Modifications to the engineering of the chimeric antigen receptor (CAR) mean that the patient produces fewer cytokines and has time to clear them before they build up in the bloodstream.
For patients with certain forms of lymphoma and leukemia who have run out of options, chimeric antigen receptor (CAR) T-cell therapy has been described as a miracle: For some, like Emily Dumler, who was treated at MD Anderson, CAR T-cell therapy “gave me my life back” after 6 rounds of chemotherapy had failed.
But even when it works, the treatment that harvests a patient’s T cells and engineers them to attack cancer in the body is far from benign. It’s been described as a bomb going off in the body, or “the worst flu you could get.” The cognitive effects and the symptoms of cytokine release syndrome (CRS) can be severe and even life-threatening. Adverse events are one reason that while the cost of treatments themselves are $373,000 or $495,000, depending on the indication, the full cost of care can be $800,000 to $1.5 million.

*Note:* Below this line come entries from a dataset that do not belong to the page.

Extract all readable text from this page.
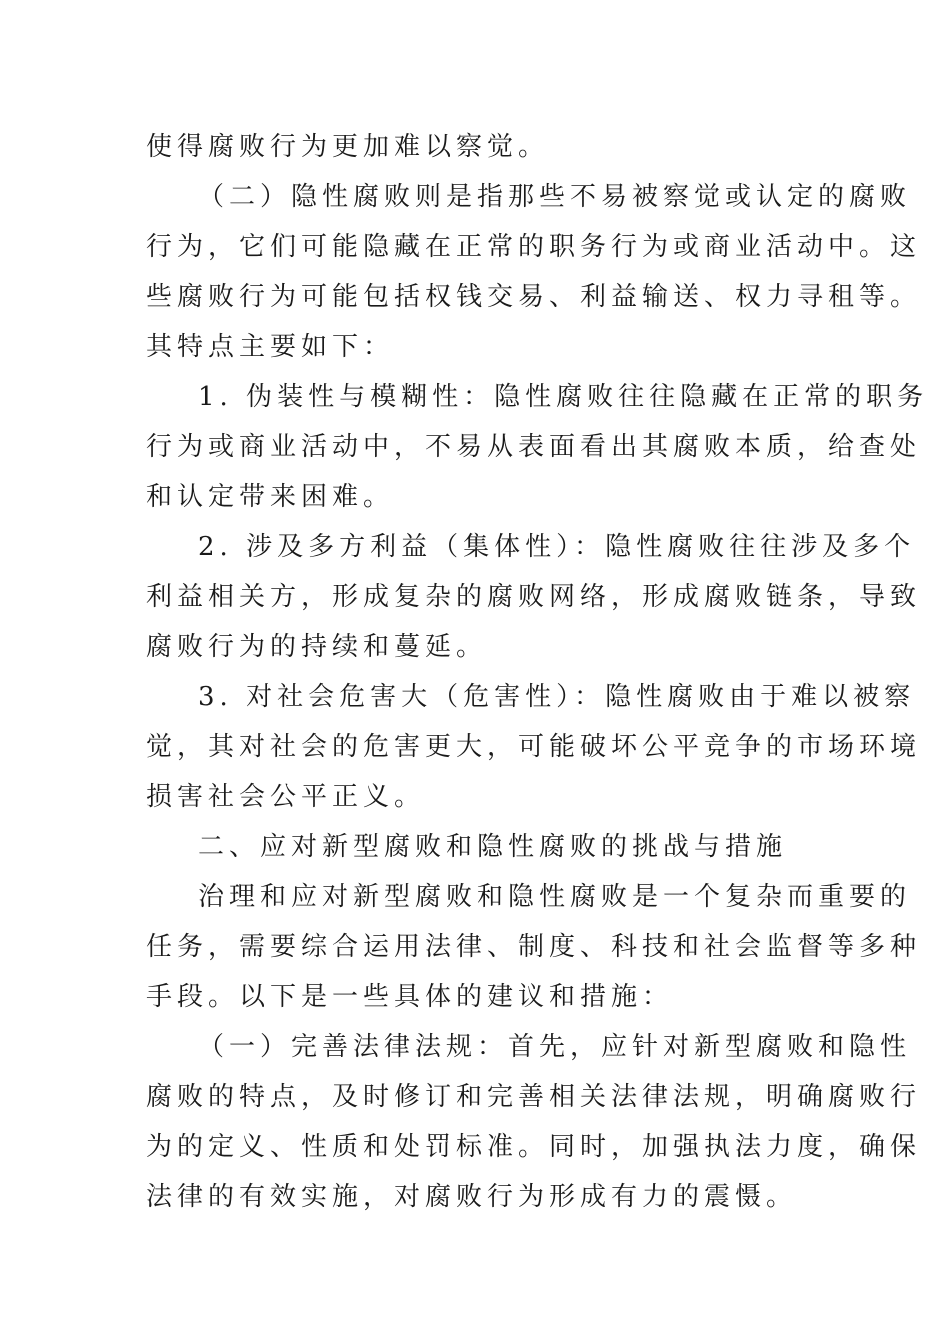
使得腐败行为更加难以察觉。

（二）隐性腐败则是指那些不易被察觉或认定的腐败
行为，它们可能隐藏在正常的职务行为或商业活动中。这
些腐败行为可能包括权钱交易、利益输送、权力寻租等。
其特点主要如下：

1. 伪装性与模糊性：隐性腐败往往隐藏在正常的职务
行为或商业活动中，不易从表面看出其腐败本质，给查处
和认定带来困难。

2. 涉及多方利益（集体性）：隐性腐败往往涉及多个
利益相关方，形成复杂的腐败网络，形成腐败链条，导致
腐败行为的持续和蔓延。

3. 对社会危害大（危害性）：隐性腐败由于难以被察
觉，其对社会的危害更大，可能破坏公平竞争的市场环境
损害社会公平正义。

二、应对新型腐败和隐性腐败的挑战与措施

治理和应对新型腐败和隐性腐败是一个复杂而重要的
任务，需要综合运用法律、制度、科技和社会监督等多种
手段。以下是一些具体的建议和措施：

（一）完善法律法规：首先，应针对新型腐败和隐性
腐败的特点，及时修订和完善相关法律法规，明确腐败行
为的定义、性质和处罚标准。同时，加强执法力度，确保
法律的有效实施，对腐败行为形成有力的震慑。
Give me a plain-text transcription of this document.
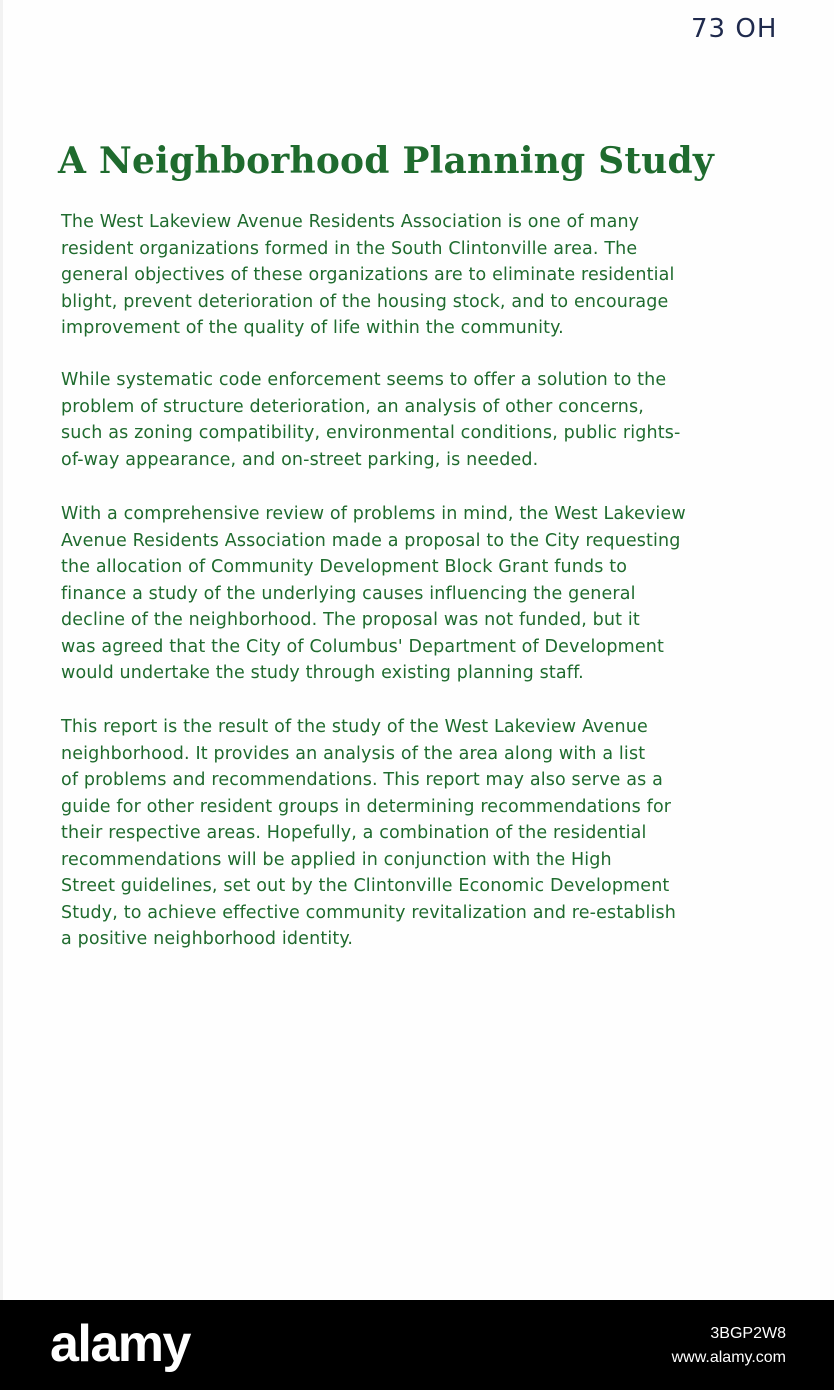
73 OH
A Neighborhood Planning Study
The West Lakeview Avenue Residents Association is one of many
resident organizations formed in the South Clintonville area. The
general objectives of these organizations are to eliminate residential
blight, prevent deterioration of the housing stock, and to encourage
improvement of the quality of life within the community.
While systematic code enforcement seems to offer a solution to the
problem of structure deterioration, an analysis of other concerns,
such as zoning compatibility, environmental conditions, public rights-
of-way appearance, and on-street parking, is needed.
With a comprehensive review of problems in mind, the West Lakeview
Avenue Residents Association made a proposal to the City requesting
the allocation of Community Development Block Grant funds to
finance a study of the underlying causes influencing the general
decline of the neighborhood. The proposal was not funded, but it
was agreed that the City of Columbus' Department of Development
would undertake the study through existing planning staff.
This report is the result of the study of the West Lakeview Avenue
neighborhood. It provides an analysis of the area along with a list
of problems and recommendations. This report may also serve as a
guide for other resident groups in determining recommendations for
their respective areas. Hopefully, a combination of the residential
recommendations will be applied in conjunction with the High
Street guidelines, set out by the Clintonville Economic Development
Study, to achieve effective community revitalization and re-establish
a positive neighborhood identity.
alamy	3BGP2W8
www.alamy.com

However, researchers at the University of Southern California (USC) say they’ve come up with a slower-moving and significantly less toxic version of an anti-CD19 CAR T-cell treatment that brought complete remission in 6 of 11 patients with lymphoma who received the same dose in the phase 1 trial, which tested several different doses in 25 patients. According to the report3 in the journal Nature Medicine, there was no neurological toxicity or CRS greater than grade 1 in 25 patients who received the new version of the anti-CD19 therapy, known as CD19-BBz(86).
“This is a major improvement,” senior author Siyi Chen, of the USC Norris Comprehensive Cancer Center and a professor in the Keck School of Medicine, said in a statement. “We’ve made a new CAR molecule that’s just as efficient at killing cancer cells, but it works more slowly and with less toxicity.”

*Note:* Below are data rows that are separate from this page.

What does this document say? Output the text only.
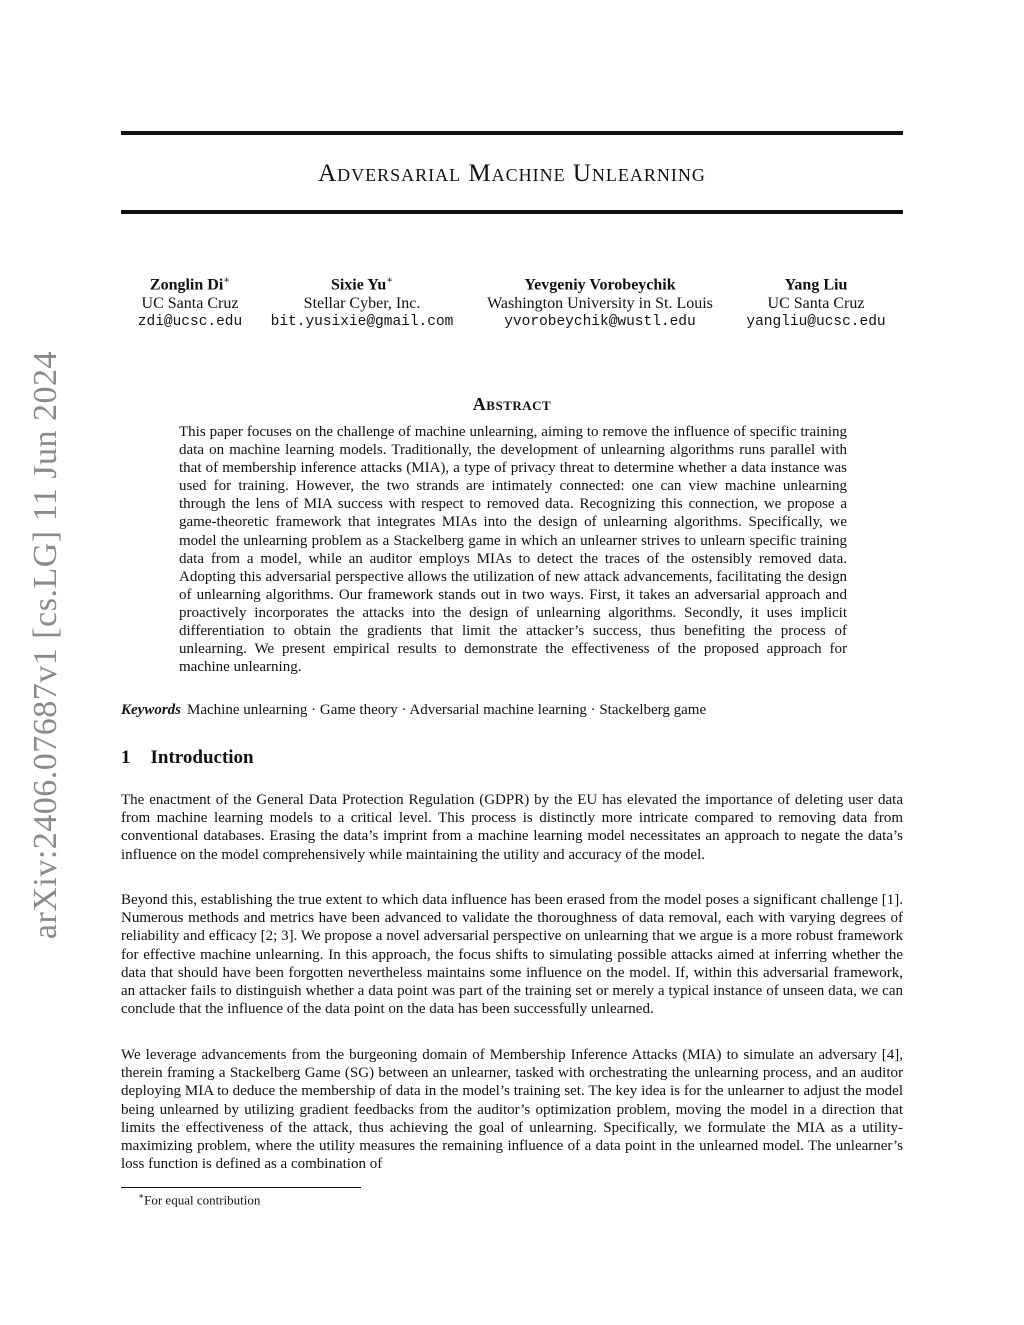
arXiv:2406.07687v1 [cs.LG] 11 Jun 2024
Adversarial Machine Unlearning
Zonglin Di∗
UC Santa Cruz
zdi@ucsc.edu
Sixie Yu∗
Stellar Cyber, Inc.
bit.yusixie@gmail.com
Yevgeniy Vorobeychik
Washington University in St. Louis
yvorobeychik@wustl.edu
Yang Liu
UC Santa Cruz
yangliu@ucsc.edu
Abstract

This paper focuses on the challenge of machine unlearning, aiming to remove the influence of specific training data on machine learning models. Traditionally, the development of unlearning algorithms runs parallel with that of membership inference attacks (MIA), a type of privacy threat to determine whether a data instance was used for training. However, the two strands are intimately connected: one can view machine unlearning through the lens of MIA success with respect to removed data. Recognizing this connection, we propose a game-theoretic framework that integrates MIAs into the design of unlearning algorithms. Specifically, we model the unlearning problem as a Stackelberg game in which an unlearner strives to unlearn specific training data from a model, while an auditor employs MIAs to detect the traces of the ostensibly removed data. Adopting this adversarial perspective allows the utilization of new attack advancements, facilitating the design of unlearning algorithms. Our framework stands out in two ways. First, it takes an adversarial approach and proactively incorporates the attacks into the design of unlearning algorithms. Secondly, it uses implicit differentiation to obtain the gradients that limit the attacker’s success, thus benefiting the process of unlearning. We present empirical results to demonstrate the effectiveness of the proposed approach for machine unlearning.

Keywords Machine unlearning · Game theory · Adversarial machine learning · Stackelberg game
1 Introduction

The enactment of the General Data Protection Regulation (GDPR) by the EU has elevated the importance of deleting user data from machine learning models to a critical level. This process is distinctly more intricate compared to removing data from conventional databases. Erasing the data’s imprint from a machine learning model necessitates an approach to negate the data’s influence on the model comprehensively while maintaining the utility and accuracy of the model.

Beyond this, establishing the true extent to which data influence has been erased from the model poses a significant challenge [1]. Numerous methods and metrics have been advanced to validate the thoroughness of data removal, each with varying degrees of reliability and efficacy [2; 3]. We propose a novel adversarial perspective on unlearning that we argue is a more robust framework for effective machine unlearning. In this approach, the focus shifts to simulating possible attacks aimed at inferring whether the data that should have been forgotten nevertheless maintains some influence on the model. If, within this adversarial framework, an attacker fails to distinguish whether a data point was part of the training set or merely a typical instance of unseen data, we can conclude that the influence of the data point on the data has been successfully unlearned.

We leverage advancements from the burgeoning domain of Membership Inference Attacks (MIA) to simulate an adversary [4], therein framing a Stackelberg Game (SG) between an unlearner, tasked with orchestrating the unlearning process, and an auditor deploying MIA to deduce the membership of data in the model’s training set. The key idea is for the unlearner to adjust the model being unlearned by utilizing gradient feedbacks from the auditor’s optimization problem, moving the model in a direction that limits the effectiveness of the attack, thus achieving the goal of unlearning. Specifically, we formulate the MIA as a utility-maximizing problem, where the utility measures the remaining influence of a data point in the unlearned model. The unlearner’s loss function is defined as a combination of

∗For equal contribution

CRS occurs when the CAR T cells rapidly proliferate and release a flood of cytokines into a patient’s system, causing a host of reactions from nausea to fever to rash. The USC team adjusted the sequence and shape of the CAR molecules. Modified T cells can still hunt down and kill cancer cells, but with fewer cytokines that are produced more slowly, so the patient’s body can clear them before they build up in the bloodstream. Thus, the treatment produces long lasting benefits without the toxic effects.

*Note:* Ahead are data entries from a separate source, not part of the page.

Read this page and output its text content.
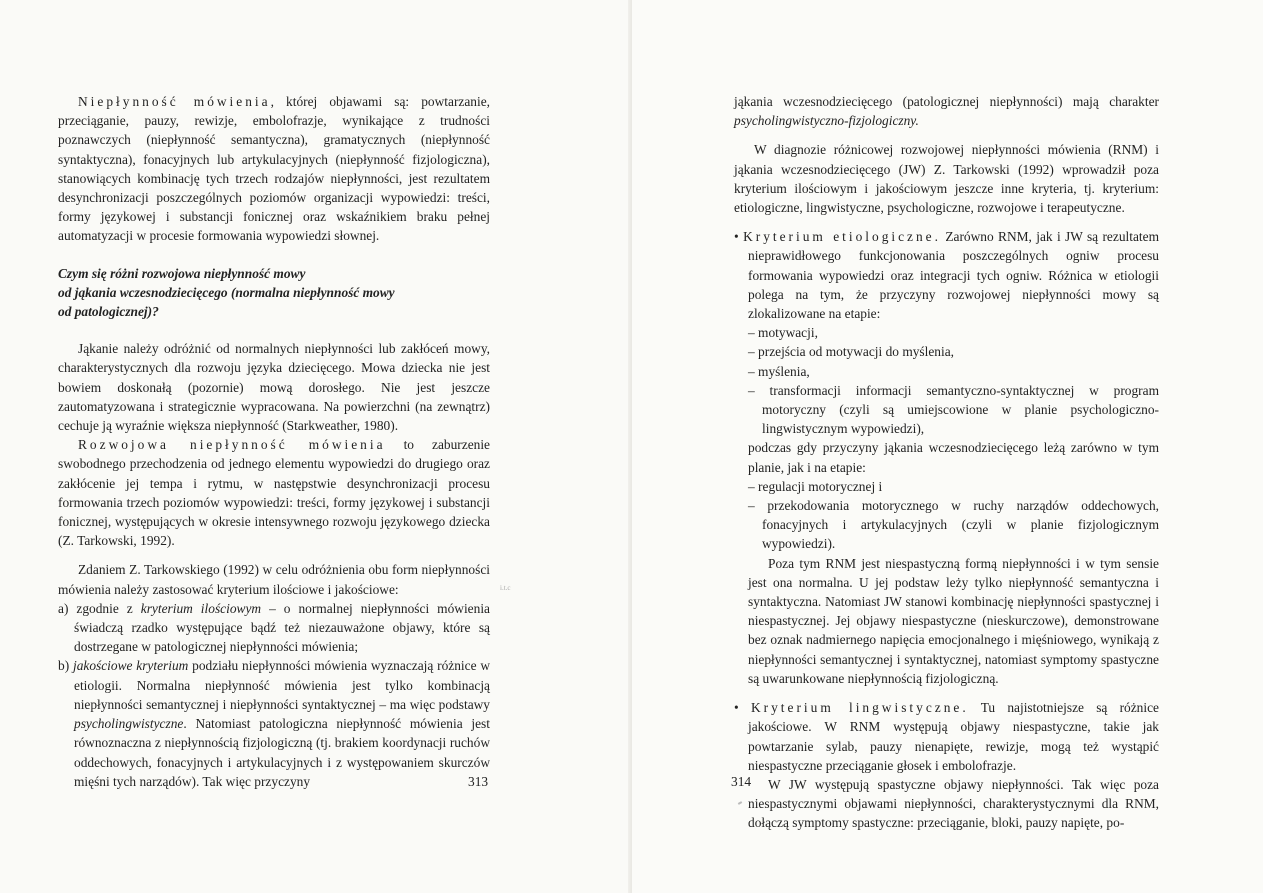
Niepłynność mówienia, której objawami są: powtarzanie, przeciąganie, pauzy, rewizje, embolofrazje, wynikające z trudności poznawczych (niepłynność semantyczna), gramatycznych (niepłynność syntaktyczna), fonacyjnych lub artykulacyjnych (niepłynność fizjologiczna), stanowiących kombinację tych trzech rodzajów niepłynności, jest rezultatem desynchronizacji poszczególnych poziomów organizacji wypowiedzi: treści, formy językowej i substancji fonicznej oraz wskaźnikiem braku pełnej automatyzacji w procesie formowania wypowiedzi słownej.

Czym się różni rozwojowa niepłynność mowy
od jąkania wczesnodziecięcego (normalna niepłynność mowy
od patologicznej)?

Jąkanie należy odróżnić od normalnych niepłynności lub zakłóceń mowy, charakterystycznych dla rozwoju języka dziecięcego. Mowa dziecka nie jest bowiem doskonałą (pozornie) mową dorosłego. Nie jest jeszcze zautomatyzowana i strategicznie wypracowana. Na powierzchni (na zewnątrz) cechuje ją wyraźnie większa niepłynność (Starkweather, 1980).

Rozwojowa niepłynność mówienia to zaburzenie swobodnego przechodzenia od jednego elementu wypowiedzi do drugiego oraz zakłócenie jej tempa i rytmu, w następstwie desynchronizacji procesu formowania trzech poziomów wypowiedzi: treści, formy językowej i substancji fonicznej, występujących w okresie intensywnego rozwoju językowego dziecka (Z. Tarkowski, 1992).

Zdaniem Z. Tarkowskiego (1992) w celu odróżnienia obu form niepłynności mówienia należy zastosować kryterium ilościowe i jakościowe:

a) zgodnie z kryterium ilościowym – o normalnej niepłynności mówienia świadczą rzadko występujące bądź też niezauważone objawy, które są dostrzegane w patologicznej niepłynności mówienia;

b) jakościowe kryterium podziału niepłynności mówienia wyznaczają różnice w etiologii. Normalna niepłynność mówienia jest tylko kombinacją niepłynności semantycznej i niepłynności syntaktycznej – ma więc podstawy psycholingwistyczne. Natomiast patologiczna niepłynność mówienia jest równoznaczna z niepłynnością fizjologiczną (tj. brakiem koordynacji ruchów oddechowych, fonacyjnych i artykulacyjnych i z występowaniem skurczów mięśni tych narządów). Tak więc przyczyny

i.t.c
313

jąkania wczesnodziecięcego (patologicznej niepłynności) mają charakter psycholingwistyczno-fizjologiczny.

W diagnozie różnicowej rozwojowej niepłynności mówienia (RNM) i jąkania wczesnodziecięcego (JW) Z. Tarkowski (1992) wprowadził poza kryterium ilościowym i jakościowym jeszcze inne kryteria, tj. kryterium: etiologiczne, lingwistyczne, psychologiczne, rozwojowe i terapeutyczne.

• Kryterium etiologiczne. Zarówno RNM, jak i JW są rezultatem nieprawidłowego funkcjonowania poszczególnych ogniw procesu formowania wypowiedzi oraz integracji tych ogniw. Różnica w etiologii polega na tym, że przyczyny rozwojowej niepłynności mowy są zlokalizowane na etapie:

– motywacji,

– przejścia od motywacji do myślenia,

– myślenia,

– transformacji informacji semantyczno-syntaktycznej w program motoryczny (czyli są umiejscowione w planie psychologiczno-lingwistycznym wypowiedzi),

podczas gdy przyczyny jąkania wczesnodziecięcego leżą zarówno w tym planie, jak i na etapie:

– regulacji motorycznej i

– przekodowania motorycznego w ruchy narządów oddechowych, fonacyjnych i artykulacyjnych (czyli w planie fizjologicznym wypowiedzi).

Poza tym RNM jest niespastyczną formą niepłynności i w tym sensie jest ona normalna. U jej podstaw leży tylko niepłynność semantyczna i syntaktyczna. Natomiast JW stanowi kombinację niepłynności spastycznej i niespastycznej. Jej objawy niespastyczne (nieskurczowe), demonstrowane bez oznak nadmiernego napięcia emocjonalnego i mięśniowego, wynikają z niepłynności semantycznej i syntaktycznej, natomiast symptomy spastyczne są uwarunkowane niepłynnością fizjologiczną.

• Kryterium lingwistyczne. Tu najistotniejsze są różnice jakościowe. W RNM występują objawy niespastyczne, takie jak powtarzanie sylab, pauzy nienapięte, rewizje, mogą też wystąpić niespastyczne przeciąganie głosek i embolofrazje.

W JW występują spastyczne objawy niepłynności. Tak więc poza niespastycznymi objawami niepłynności, charakterystycznymi dla RNM, dołączą symptomy spastyczne: przeciąganie, bloki, pauzy napięte, po-

314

“Toxicities are currently the biggest barrier to the use of CAR T-cell therapy,” Chen said. “My hope is that this safer version of CAR T-cell therapy could someday be administered in outpatient settings.”
The adverse events associated with CAR T-cell therapy have been of great concern to CMS, which just finished taking public comment on a proposal that would require Medicare patients receiving the treatment to be enrolled in clinical studies or registries before cancer centers could get reimbursement. Payment would come with strings attached: extensive data reporting duties that would include collection of patient reported outcomes for up to 2 years.
Major cancer centers have said that this requirement could prove untenable; some will not administer the treatment to Medicare patients. Meanwhile, community oncology clinics have asked if the proposal is worded in a way that excludes them. But a less toxic version of CAR T-cell therapy suitable for outpatient administration could make life-saving treatment accessible to a wider range of patients; advocacy groups have cited the need for travel as a barrier to treatment.
The next step for the USC team is to perform a multicenter phase 2 study to test safety and efficacy in a larger group of patients, according to Chen.
Reference
Ying Z, Huang XF, Xiang X, et al. A safe and potent anti-CD19 CAR T cell therapy [published April 22, 2019]. Nature Med. doi: 10.1038/s41591-019-0421-7.